Stan-based methods (Horseshoe, HP-GC) automatically parallelize across chains.

Memory Management

For large datasets:

# Use fewer bootstrap replications
pca_config = list(n_boot = 500)

# Use fewer MCMC iterations
horseshoe_config = list(n_iter = 1000, n_warmup = 500)

# Analyze subsets
result <- signal_analysis(data[1:500, ], ...)

References

Piironen, J., & Vehtari, A. (2017). Sparsity information and regularization in the horseshoe and other shrinkage priors. Electronic Journal of Statistics, 11(2), 5018-5051.
Bai, J., & Ng, S. (2002).
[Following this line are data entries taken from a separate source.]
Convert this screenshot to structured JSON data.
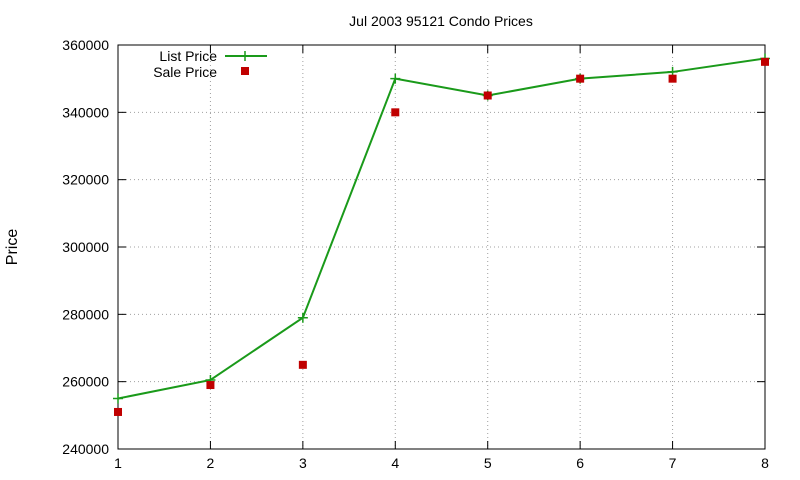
{
  "chart_data": {
    "type": "line",
    "title": "Jul 2003 95121 Condo Prices",
    "xlabel": "",
    "ylabel": "Price",
    "xlim": [
      1,
      8
    ],
    "ylim": [
      240000,
      360000
    ],
    "x_ticks": [
      1,
      2,
      3,
      4,
      5,
      6,
      7,
      8
    ],
    "y_ticks": [
      240000,
      260000,
      280000,
      300000,
      320000,
      340000,
      360000
    ],
    "grid": true,
    "legend_position": "top-left",
    "series": [
      {
        "name": "List Price",
        "style": "line-with-plus-markers",
        "color": "#1a9a1a",
        "x": [
          1,
          2,
          3,
          4,
          5,
          6,
          7,
          8
        ],
        "values": [
          255000,
          260500,
          279000,
          350000,
          345000,
          350000,
          352000,
          356000
        ]
      },
      {
        "name": "Sale Price",
        "style": "square-markers",
        "color": "#c00000",
        "x": [
          1,
          2,
          3,
          4,
          5,
          6,
          7,
          8
        ],
        "values": [
          251000,
          259000,
          265000,
          340000,
          345000,
          350000,
          350000,
          355000
        ]
      }
    ]
  }
}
Determining the Number of Factors in Approximate Factor Models. Econometrica, 70(1), 191-221.
Grant, A. L., & Chan, J. C. C. (2017). A Bayesian Model Comparison for Trend-Cycle Decompositions of Output. Journal of Money, Credit and Banking, 49(2-3), 525-552.
Percival, D. B., & Walden, A. T. (2000). Wavelet Methods for Time Series Analysis. Cambridge University Press.
Huang, N. E., et al. (1998). The empirical mode decomposition and the Hilbert spectrum for nonlinear and non-stationary time series analysis. Proceedings of the Royal Society A, 454, 903-995.